Was über voices38 bekannt ist, und was nicht
Über die Person hinter voices38 ist öffentlich kaum etwas bekannt. Die Quellenlage beschreibt die Beteiligten als anonym, eine rechtliche Identifizierung ist nicht bestätigt. Ebenso unklar ist, ob es sich um eine Einzelperson oder eine Gruppe handelt. Fest steht nur, dass Denuvo den Namen als Beklagten führt und versucht, über das Verfahren an weitere Informationen zu gelangen. Ob dies gelingt, hängt maßgeblich davon ab, welche Daten die Plattformen und Provider herausgeben müssen.
Branchenkontext: Warum DRM-Streitigkeiten zunehmen
Kopierschutz und Cracking-Szene liefern sich seit den 1980er-Jahren ein Wettrüsten.

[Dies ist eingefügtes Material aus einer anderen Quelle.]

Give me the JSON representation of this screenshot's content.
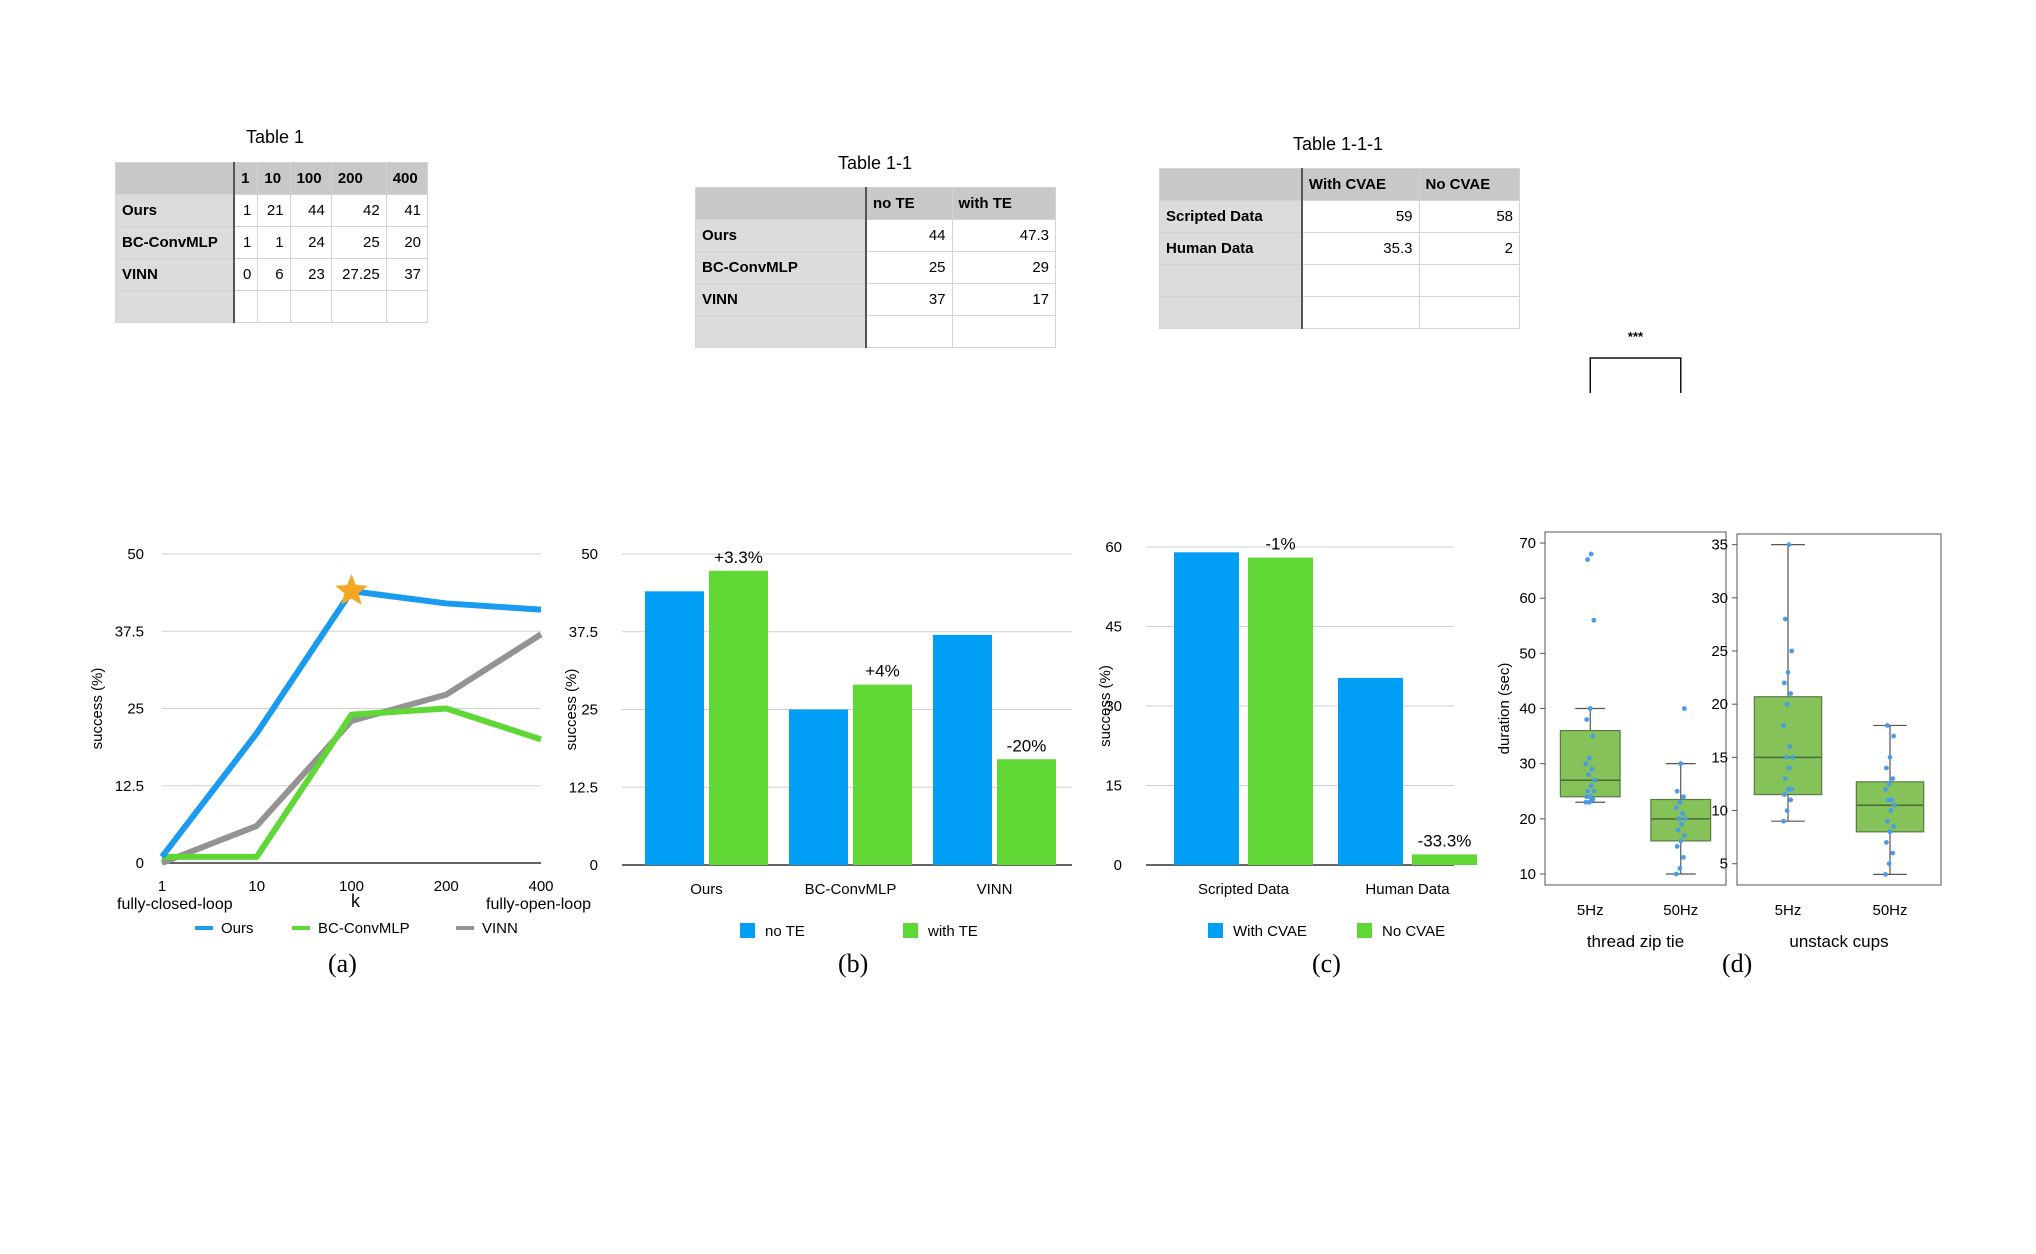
{
  "tables": [
    {
      "title": "Table 1",
      "header": [
        "",
        "1",
        "10",
        "100",
        "200",
        "400"
      ],
      "rows": [
        [
          "Ours",
          "1",
          "21",
          "44",
          "42",
          "41"
        ],
        [
          "BC-ConvMLP",
          "1",
          "1",
          "24",
          "25",
          "20"
        ],
        [
          "VINN",
          "0",
          "6",
          "23",
          "27.25",
          "37"
        ],
        [
          "",
          "",
          "",
          "",
          "",
          ""
        ]
      ]
    },
    {
      "title": "Table 1-1",
      "header": [
        "",
        "no TE",
        "with TE"
      ],
      "rows": [
        [
          "Ours",
          "44",
          "47.3"
        ],
        [
          "BC-ConvMLP",
          "25",
          "29"
        ],
        [
          "VINN",
          "37",
          "17"
        ],
        [
          "",
          "",
          ""
        ]
      ]
    },
    {
      "title": "Table 1-1-1",
      "header": [
        "",
        "With CVAE",
        "No CVAE"
      ],
      "rows": [
        [
          "Scripted Data",
          "59",
          "58"
        ],
        [
          "Human Data",
          "35.3",
          "2"
        ],
        [
          "",
          "",
          ""
        ],
        [
          "",
          "",
          ""
        ]
      ]
    }
  ],
  "chart_data": [
    {
      "panel": "(a)",
      "type": "line",
      "x": [
        "1",
        "10",
        "100",
        "200",
        "400"
      ],
      "xlabel": "k",
      "x_end_labels": [
        "fully-closed-loop",
        "fully-open-loop"
      ],
      "ylabel": "success (%)",
      "ylim": [
        0,
        50
      ],
      "yticks": [
        "0",
        "12.5",
        "25",
        "37.5",
        "50"
      ],
      "series": [
        {
          "name": "Ours",
          "color": "#1a9bf0",
          "values": [
            1,
            21,
            44,
            42,
            41
          ]
        },
        {
          "name": "BC-ConvMLP",
          "color": "#5fd735",
          "values": [
            1,
            1,
            24,
            25,
            20
          ]
        },
        {
          "name": "VINN",
          "color": "#939393",
          "values": [
            0,
            6,
            23,
            27.25,
            37
          ]
        }
      ],
      "marker": {
        "series": "Ours",
        "x": "100",
        "value": 44,
        "shape": "star",
        "color": "#f5a623"
      },
      "grid": true,
      "legend": "bottom"
    },
    {
      "panel": "(b)",
      "type": "bar",
      "categories": [
        "Ours",
        "BC-ConvMLP",
        "VINN"
      ],
      "ylabel": "success (%)",
      "ylim": [
        0,
        50
      ],
      "yticks": [
        "0",
        "12.5",
        "25",
        "37.5",
        "50"
      ],
      "series": [
        {
          "name": "no TE",
          "color": "#009ef5",
          "values": [
            44,
            25,
            37
          ]
        },
        {
          "name": "with TE",
          "color": "#5fd735",
          "values": [
            47.3,
            29,
            17
          ]
        }
      ],
      "annotations": [
        "+3.3%",
        "+4%",
        "-20%"
      ],
      "grid": true,
      "legend": "bottom"
    },
    {
      "panel": "(c)",
      "type": "bar",
      "categories": [
        "Scripted Data",
        "Human Data"
      ],
      "ylabel": "success (%)",
      "ylim": [
        0,
        60
      ],
      "yticks": [
        "0",
        "15",
        "30",
        "45",
        "60"
      ],
      "series": [
        {
          "name": "With CVAE",
          "color": "#009ef5",
          "values": [
            59,
            35.3
          ]
        },
        {
          "name": "No CVAE",
          "color": "#5fd735",
          "values": [
            58,
            2
          ]
        }
      ],
      "annotations": [
        "-1%",
        "-33.3%"
      ],
      "grid": true,
      "legend": "bottom"
    },
    {
      "panel": "(d)",
      "type": "box",
      "title": "thread zip tie",
      "ylabel": "duration (sec)",
      "ylim": [
        8,
        72
      ],
      "yticks": [
        10,
        20,
        30,
        40,
        50,
        60,
        70
      ],
      "categories": [
        "5Hz",
        "50Hz"
      ],
      "box_color": "#85c25a",
      "point_color": "#4a9be8",
      "boxes": [
        {
          "whisker_low": 23,
          "q1": 24,
          "median": 27,
          "q3": 36,
          "whisker_high": 40,
          "points": [
            23,
            23,
            23.5,
            24,
            24,
            25,
            25,
            26,
            27,
            28,
            29,
            30,
            31,
            35,
            38,
            40,
            56,
            67,
            68
          ]
        },
        {
          "whisker_low": 10,
          "q1": 16,
          "median": 20,
          "q3": 23.5,
          "whisker_high": 30,
          "points": [
            10,
            11,
            13,
            15,
            16,
            17,
            18,
            19,
            20,
            20,
            21,
            22,
            23,
            24,
            25,
            30,
            40
          ]
        }
      ],
      "significance": "***"
    },
    {
      "panel": "(d)",
      "type": "box",
      "title": "unstack cups",
      "ylim": [
        3,
        36
      ],
      "yticks": [
        5,
        10,
        15,
        20,
        25,
        30,
        35
      ],
      "categories": [
        "5Hz",
        "50Hz"
      ],
      "box_color": "#85c25a",
      "point_color": "#4a9be8",
      "boxes": [
        {
          "whisker_low": 9,
          "q1": 11.5,
          "median": 15,
          "q3": 20.7,
          "whisker_high": 35,
          "points": [
            9,
            10,
            11,
            11.5,
            12,
            12,
            13,
            14,
            15,
            15,
            16,
            18,
            20,
            21,
            22,
            23,
            25,
            28,
            35
          ]
        },
        {
          "whisker_low": 4,
          "q1": 8,
          "median": 10.5,
          "q3": 12.7,
          "whisker_high": 18,
          "points": [
            4,
            5,
            6,
            7,
            8,
            8.5,
            9,
            10,
            10.5,
            11,
            11,
            12,
            12.5,
            13,
            14,
            15,
            17,
            18
          ]
        }
      ]
    }
  ],
  "panel_labels": [
    "(a)",
    "(b)",
    "(c)",
    "(d)"
  ]
}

Während frühere Systeme relativ schnell geknackt wurden, setzen Hersteller heute auf serverseitige Prüfungen und verschleierten Code. Der Streit verlagert sich dadurch zunehmend in die Gerichtssäle, weil technische Sperren allein selten dauerhaft halten. Für kleinere Studios ist der Schutz oft die einzige Möglichkeit, die ersten Verkaufswochen abzusichern. Große Publisher kalkulieren den Ausfall dagegen häufig ein und verzichten nach einiger Zeit freiwillig auf Denuvo.
Was das für PC-Spieler bedeutet
Für Käufer ändert die Klage kurzfristig nichts. Die betroffenen Titel bleiben spielbar, sofern die Lizenzserver erreichbar sind. Interessant ist der Fall vor allem für die Frage, wie weit Gerichte bei der Identifizierung anonymer Nutzer gehen dürfen. Sollte Denuvo Erfolg haben, könnten ähnliche Verfahren gegen andere Cracker folgen. Umgekehrt würde ein Scheitern zeigen, wie schwer sich digitale Identitäten im Netz nachverfolgen lassen.
Ein Verfahren mit offenem Ausgang
Bislang ist weder gerichtlich entschieden, ob voices38 tatsächlich für die 26 Umgehungen verantwortlich ist, noch ob die Person identifiziert werden kann. Die Klage nennt mit DOOM: The Dark Ages und Hogwarts Legacy zwei Titel, die unterschiedliche Zielgruppen bedienen: ein Ego-Shooter für das Action-Publikum, ein Rollenspiel für die Wizarding-World-Fangemeinde. Damit trifft der Fall zwei sehr verschiedene Lager der PC-Spielerschaft gleichzeitig. Wie das Verfahren ausgeht, bleibt offen.